PA: What security mechanisms are built into SOS Enterprise to protect sensitive semiconductor IP, particularly in regulated industries like aerospace, defence, and automotive?
PP: SOS Enterprise provides a comprehensive security framework designed for the most demanding environments. At its foundation is granular role-based access control – which governs who can access, modify, and distribute design data, configurable by project, site, geography, and organizational role.
In addition, data in transit is protected through encryption, while end-to-end audit trails record every access, modification, and distribution event to provide the forensic visibility needed for compliance reviews and security investigations. Automated approval workflows also enforce policy gates before IP can be released or shared, helping prevent unauthorized distribution.
For aerospace and defense customers, this supports compliance with frameworks such as ITAR and internal classified-data handling protocols. For automotive, it aligns with ISO 26262 traceability requirements. The platform’s on-premises and sovereign deployment options ensure data sovereignty for organizations that cannot place engineering data in shared cloud environments.
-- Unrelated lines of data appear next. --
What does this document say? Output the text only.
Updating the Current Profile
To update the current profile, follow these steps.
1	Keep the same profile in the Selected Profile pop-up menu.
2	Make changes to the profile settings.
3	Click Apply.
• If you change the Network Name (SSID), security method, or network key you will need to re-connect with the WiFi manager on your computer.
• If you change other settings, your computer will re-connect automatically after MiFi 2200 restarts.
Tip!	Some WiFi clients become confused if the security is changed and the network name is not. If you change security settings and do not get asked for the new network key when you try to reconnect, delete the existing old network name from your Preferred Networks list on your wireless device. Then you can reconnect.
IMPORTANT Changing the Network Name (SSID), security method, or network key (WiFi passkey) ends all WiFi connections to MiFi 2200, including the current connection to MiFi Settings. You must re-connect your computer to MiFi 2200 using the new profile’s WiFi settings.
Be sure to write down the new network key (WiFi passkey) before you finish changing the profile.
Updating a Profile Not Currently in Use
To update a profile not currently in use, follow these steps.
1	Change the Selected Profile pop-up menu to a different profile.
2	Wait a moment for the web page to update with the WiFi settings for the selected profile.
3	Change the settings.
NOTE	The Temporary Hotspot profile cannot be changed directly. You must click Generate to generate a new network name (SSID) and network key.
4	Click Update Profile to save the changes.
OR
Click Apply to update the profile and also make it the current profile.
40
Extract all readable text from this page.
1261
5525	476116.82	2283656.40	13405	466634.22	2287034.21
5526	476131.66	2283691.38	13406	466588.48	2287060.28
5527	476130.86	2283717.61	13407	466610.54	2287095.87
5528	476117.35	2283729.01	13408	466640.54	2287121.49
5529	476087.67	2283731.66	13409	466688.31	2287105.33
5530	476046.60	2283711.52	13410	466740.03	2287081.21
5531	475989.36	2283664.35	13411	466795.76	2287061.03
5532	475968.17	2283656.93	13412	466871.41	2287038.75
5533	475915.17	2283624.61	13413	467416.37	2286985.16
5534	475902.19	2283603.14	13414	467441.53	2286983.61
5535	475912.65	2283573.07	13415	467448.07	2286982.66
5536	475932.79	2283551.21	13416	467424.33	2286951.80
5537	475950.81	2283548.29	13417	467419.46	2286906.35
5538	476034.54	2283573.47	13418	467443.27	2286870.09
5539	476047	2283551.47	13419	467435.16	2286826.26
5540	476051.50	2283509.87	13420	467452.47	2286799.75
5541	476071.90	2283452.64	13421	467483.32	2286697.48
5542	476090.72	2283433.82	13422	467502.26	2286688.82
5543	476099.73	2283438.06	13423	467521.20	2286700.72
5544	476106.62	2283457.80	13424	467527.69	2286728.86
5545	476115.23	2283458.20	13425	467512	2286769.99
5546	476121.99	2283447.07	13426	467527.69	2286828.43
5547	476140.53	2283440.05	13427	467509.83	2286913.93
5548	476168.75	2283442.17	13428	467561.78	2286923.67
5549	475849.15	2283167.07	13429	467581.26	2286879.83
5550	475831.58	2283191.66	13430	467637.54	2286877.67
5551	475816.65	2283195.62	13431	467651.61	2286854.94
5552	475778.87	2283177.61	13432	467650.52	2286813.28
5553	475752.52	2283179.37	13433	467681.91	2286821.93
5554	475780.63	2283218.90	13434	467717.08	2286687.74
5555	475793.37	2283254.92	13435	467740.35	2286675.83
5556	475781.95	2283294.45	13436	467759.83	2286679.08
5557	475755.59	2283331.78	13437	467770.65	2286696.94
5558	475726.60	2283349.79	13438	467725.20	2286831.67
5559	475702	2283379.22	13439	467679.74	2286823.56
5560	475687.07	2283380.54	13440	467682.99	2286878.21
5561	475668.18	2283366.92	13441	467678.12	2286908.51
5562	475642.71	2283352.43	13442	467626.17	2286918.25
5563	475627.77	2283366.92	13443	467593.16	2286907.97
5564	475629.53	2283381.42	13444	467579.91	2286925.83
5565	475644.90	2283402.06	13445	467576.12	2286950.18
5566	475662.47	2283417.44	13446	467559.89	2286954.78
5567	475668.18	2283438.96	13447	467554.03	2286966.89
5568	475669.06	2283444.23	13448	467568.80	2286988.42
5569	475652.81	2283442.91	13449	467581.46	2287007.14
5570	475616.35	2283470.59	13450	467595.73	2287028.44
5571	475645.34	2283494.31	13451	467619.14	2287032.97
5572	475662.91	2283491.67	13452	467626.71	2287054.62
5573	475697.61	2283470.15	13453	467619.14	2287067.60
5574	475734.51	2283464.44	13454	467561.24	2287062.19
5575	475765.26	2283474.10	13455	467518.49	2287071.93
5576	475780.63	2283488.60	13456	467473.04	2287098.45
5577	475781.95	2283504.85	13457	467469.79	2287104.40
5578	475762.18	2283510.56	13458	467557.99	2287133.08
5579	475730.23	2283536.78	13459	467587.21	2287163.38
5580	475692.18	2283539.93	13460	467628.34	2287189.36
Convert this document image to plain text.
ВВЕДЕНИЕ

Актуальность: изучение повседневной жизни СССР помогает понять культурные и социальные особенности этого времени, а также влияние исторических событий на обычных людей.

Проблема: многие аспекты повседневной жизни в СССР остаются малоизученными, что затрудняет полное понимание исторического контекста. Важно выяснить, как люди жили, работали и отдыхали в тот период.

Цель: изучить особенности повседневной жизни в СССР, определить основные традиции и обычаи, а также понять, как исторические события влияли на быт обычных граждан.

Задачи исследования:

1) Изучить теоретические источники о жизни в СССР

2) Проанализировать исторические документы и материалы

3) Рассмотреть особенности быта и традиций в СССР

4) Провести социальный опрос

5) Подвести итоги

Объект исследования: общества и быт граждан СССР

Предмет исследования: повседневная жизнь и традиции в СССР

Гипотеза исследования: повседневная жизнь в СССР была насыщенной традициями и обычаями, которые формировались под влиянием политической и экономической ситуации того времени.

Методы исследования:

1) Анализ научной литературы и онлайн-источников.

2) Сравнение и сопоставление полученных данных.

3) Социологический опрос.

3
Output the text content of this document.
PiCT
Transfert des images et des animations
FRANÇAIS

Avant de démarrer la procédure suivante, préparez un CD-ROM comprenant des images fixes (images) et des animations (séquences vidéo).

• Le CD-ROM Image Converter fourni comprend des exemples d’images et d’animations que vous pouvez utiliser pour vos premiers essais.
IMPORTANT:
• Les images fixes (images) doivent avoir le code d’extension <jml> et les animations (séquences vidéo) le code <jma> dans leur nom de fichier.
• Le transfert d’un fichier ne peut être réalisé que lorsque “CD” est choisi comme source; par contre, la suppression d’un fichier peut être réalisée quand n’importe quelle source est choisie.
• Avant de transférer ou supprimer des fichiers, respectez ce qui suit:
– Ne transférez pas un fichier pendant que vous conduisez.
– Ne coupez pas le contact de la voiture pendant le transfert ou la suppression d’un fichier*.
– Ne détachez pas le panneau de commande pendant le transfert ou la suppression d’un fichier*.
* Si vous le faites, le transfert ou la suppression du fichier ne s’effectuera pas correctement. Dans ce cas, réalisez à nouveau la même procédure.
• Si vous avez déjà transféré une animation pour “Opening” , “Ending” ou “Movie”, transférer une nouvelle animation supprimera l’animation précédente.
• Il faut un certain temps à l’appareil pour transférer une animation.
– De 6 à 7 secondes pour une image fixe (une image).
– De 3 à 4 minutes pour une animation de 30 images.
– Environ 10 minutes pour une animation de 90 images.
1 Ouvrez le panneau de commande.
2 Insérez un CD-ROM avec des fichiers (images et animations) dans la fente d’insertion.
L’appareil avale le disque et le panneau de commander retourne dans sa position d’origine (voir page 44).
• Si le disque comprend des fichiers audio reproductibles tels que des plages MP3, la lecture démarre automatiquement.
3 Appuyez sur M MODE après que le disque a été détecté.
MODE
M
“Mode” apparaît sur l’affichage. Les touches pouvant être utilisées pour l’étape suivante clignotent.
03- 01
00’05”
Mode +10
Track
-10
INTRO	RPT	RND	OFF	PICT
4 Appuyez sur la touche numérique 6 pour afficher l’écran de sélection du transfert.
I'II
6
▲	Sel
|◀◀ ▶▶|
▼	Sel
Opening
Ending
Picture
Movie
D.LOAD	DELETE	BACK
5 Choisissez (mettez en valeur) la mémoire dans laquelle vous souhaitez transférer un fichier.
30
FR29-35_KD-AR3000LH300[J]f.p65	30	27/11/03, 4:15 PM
These mechanisms collectively protect IP not just from external threats, but from the internal risks of process non-compliance, accidental data exposure, and ungoverned collaboration.
PA: Have early customer deployments revealed any quantifiable benefits in terms of project orchestration, operational efficiency, or AI integration?
PP: SOS’s architecture is trusted by some of the world’s leading semiconductor companies for design data management at enterprise scale. Customers consistently report reduced design rework through reliable version control and dependency tracking, faster tape-out timelines enabled by IP reuse and cross-site collaboration, and improved audit readiness that streamlines compliance certification processes. Even at the level of discoverability alone, companies can save a significant amount of time.
On the AI readiness front, the industry is slowly converting data infrastructure to build up to fully agentic workflows and we are yet to know of specific performance KPIs measured on this topic.
PA: Looking ahead, how do you see the role of data management platforms evolving as AI becomes more deeply embedded in semiconductor design and verification?
PP: Data management platforms will evolve from operational infrastructure into the strategic intelligence layer of semiconductor engineering. The platform will become the foundation on which AI copilots, predictive analytics, and autonomous design agents operate.
This evolution is already underway. As AI models move from research to production in EDA workflows – optimizing placement, expanding verification coverage, predicting yield, and eventually driving agentic automation of entire design sub-flows – the dependency on structured, governed, and traceable data will only intensify. The organizations that invest now in organizing engineering data, building lineage, and exposing it through standardized APIs will be the ones able to capitalize on each successive wave of AI capability.
For Keysight, this is the core of our roadmap: connecting the data management platform to AI/ML pipelines, enabling the transition from design data to design intelligence, and ensuring that every dataset, model, and experiment is catalogued and reusable. The semiconductor industry is entering an era defined by data, collaboration, and intelligence, and the data platform is the foundation upon which all of that rests.